Rio - Poucas horas após reclamar com o governador Sérgio Cabral sobre o atendimento precário e a falta de equipamentos no Hospital Rocha Faria, em Campo Grande, quarta-feira, a dona-de-casa Vera Lúcia Aguiar Menezes recebeu uma péssima notícia. Seu irmão, Valcemir Moreira de Aguiar, internado desde o dia 25, morreu sem fazer a tomografia que, segundo Vera, ele precisava.
Ontem, fez um ano que Cabral encontrou tomógrafo encaixotado no Hospital Albert Schweitzer, Realengo. A unidade, assim como o Rocha Faria, continua sem o equipamento até hoje.
“Ninguém sabe o que acontece aqui. Não tem raios-x, não tem tomografia. Os médicos não confirmam o que meu irmão tem. Ele está inconsciente”, disse Vera quarta-feira durante a vistoria do governador ao hospital. Naquele dia, Cabral disse não achar que o prazo de um ano sem conseguir providenciar a compra de tomógrafos para as unidades de emergência fosse muito longo. “Tínhamos na saúde e temos tantos problemas a serem resolvidos que os recursos que herdamos não foram suficientes para licitar durante 2007. E você não pode licitar sem ter cobertura orçamentária. Isso foi conquistado em 2007. Fizemos licitação e tomógrafos virão”, disse Cabral.
SOFRIMENTO CONTINUA
Ontem, a dona-de-casa Cemira Ferreira, 57 anos, continuava sem notícia da ressonância magnética que sua filha, Maria Viana, 32, precisa. Quarta-feira, um dos diretores prometeu, durante a visita de Cabral, que providenciaria o exame. Internada desde março no Rocha Faria, a paciente ainda não tem diagnóstico. “Ela parou de falar, de conversar. Eles não sabem se podem operar. Eu fico muito preocupada.”

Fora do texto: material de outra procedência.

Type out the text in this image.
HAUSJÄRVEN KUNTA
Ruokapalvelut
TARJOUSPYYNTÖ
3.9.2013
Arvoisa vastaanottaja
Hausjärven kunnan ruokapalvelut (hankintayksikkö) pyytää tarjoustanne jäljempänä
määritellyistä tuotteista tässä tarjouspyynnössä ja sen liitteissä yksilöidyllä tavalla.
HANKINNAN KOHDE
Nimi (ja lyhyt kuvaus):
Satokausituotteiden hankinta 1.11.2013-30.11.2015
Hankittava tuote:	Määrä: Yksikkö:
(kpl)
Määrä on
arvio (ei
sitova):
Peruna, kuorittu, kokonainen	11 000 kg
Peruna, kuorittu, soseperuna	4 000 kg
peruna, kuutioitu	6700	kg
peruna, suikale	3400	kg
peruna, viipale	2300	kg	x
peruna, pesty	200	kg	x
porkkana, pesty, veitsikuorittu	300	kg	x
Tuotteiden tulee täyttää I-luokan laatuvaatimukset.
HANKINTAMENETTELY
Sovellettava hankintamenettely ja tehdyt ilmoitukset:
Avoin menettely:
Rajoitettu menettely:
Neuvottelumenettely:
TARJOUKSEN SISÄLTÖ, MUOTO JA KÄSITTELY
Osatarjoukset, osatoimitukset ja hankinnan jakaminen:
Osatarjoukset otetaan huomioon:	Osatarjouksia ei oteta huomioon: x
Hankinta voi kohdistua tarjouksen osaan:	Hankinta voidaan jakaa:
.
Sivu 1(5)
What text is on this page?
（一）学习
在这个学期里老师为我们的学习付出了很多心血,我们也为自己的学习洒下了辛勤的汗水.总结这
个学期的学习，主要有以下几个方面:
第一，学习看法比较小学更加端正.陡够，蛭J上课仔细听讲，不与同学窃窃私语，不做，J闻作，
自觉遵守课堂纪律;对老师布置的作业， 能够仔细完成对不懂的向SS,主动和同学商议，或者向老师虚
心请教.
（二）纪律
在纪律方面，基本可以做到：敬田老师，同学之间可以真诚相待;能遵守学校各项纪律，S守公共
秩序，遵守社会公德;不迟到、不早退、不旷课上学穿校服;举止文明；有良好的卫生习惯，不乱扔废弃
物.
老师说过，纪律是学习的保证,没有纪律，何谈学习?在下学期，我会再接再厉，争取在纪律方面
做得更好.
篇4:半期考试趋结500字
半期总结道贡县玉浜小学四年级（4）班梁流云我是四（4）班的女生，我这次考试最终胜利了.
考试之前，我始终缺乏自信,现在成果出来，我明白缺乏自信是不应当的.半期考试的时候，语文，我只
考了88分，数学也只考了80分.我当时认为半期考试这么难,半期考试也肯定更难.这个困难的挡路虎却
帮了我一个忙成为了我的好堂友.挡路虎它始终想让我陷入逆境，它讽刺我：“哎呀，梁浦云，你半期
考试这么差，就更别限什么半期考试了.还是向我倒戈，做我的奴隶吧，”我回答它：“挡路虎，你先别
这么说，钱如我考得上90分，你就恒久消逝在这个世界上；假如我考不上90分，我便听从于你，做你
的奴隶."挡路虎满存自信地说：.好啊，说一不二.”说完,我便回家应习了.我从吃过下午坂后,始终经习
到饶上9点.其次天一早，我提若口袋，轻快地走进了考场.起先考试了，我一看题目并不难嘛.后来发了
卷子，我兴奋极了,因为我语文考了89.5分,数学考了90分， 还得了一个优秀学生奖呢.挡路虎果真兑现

Ontem, a Secretaria Estadual de Saúde e Defesa Civil afirmou que Valcemir morreu com suspeita de envenenamento. E que Maria teve o exame marcado duas vezes, mas não conseguiu fazer a ressonância por pânico. Disse ainda que outra data será marcada para que ela faça o exame sedada e acompanhada por um médico.
Governador critica postos municipais
Um dia após a vistoria de Cabral aos hospitais Rocha Faria, em Campo Grande, Albert Schweitzer, em Realengo, e Getúlio Vargas, na Penha, os pacientes continuam reclamando do atendimento. No Albert Schweitzer, um dos que foi melhor avaliado por Cabral, era longa a fila de espera no Pronto-Atendimento.
Ontem, Cabral criticou a rede municipal de saúde e afirmou que a emergência pediátrica do Getúlio Vargas — onde cerca de 80 crianças esperavam por atendimento quarta-feira — estava superlotada porque os postos de saúde ficaram fechados por quatro dias, no fim de ano.
“Ontem (quarta-feira) foi o primeiro dia útil e os postos de saúde ficaram fechados por quatro dias consecutiva. As mães estavam enlouquecidas, com razão, querendo que seus filhos fossem atendidos. Aí foram procuraram o Getúlio Vargas, que é um hospital de emergência, com poucos pediatras. E os pediatras estavam dando atenção a uma criança com problemas cardíacos. Mas a mãe que está com filho com febre, com mal-estar ou diarréia, não quer saber”.
Em nota, a Secretaria Municipal de Saúde alegou que nos dias 31 e 1º manteve 22 unidades funcionando 24 horas. E que na noite do Réveillon montou dez postos de atendimento médico em sete bairros onde houve festas com queima de fogos.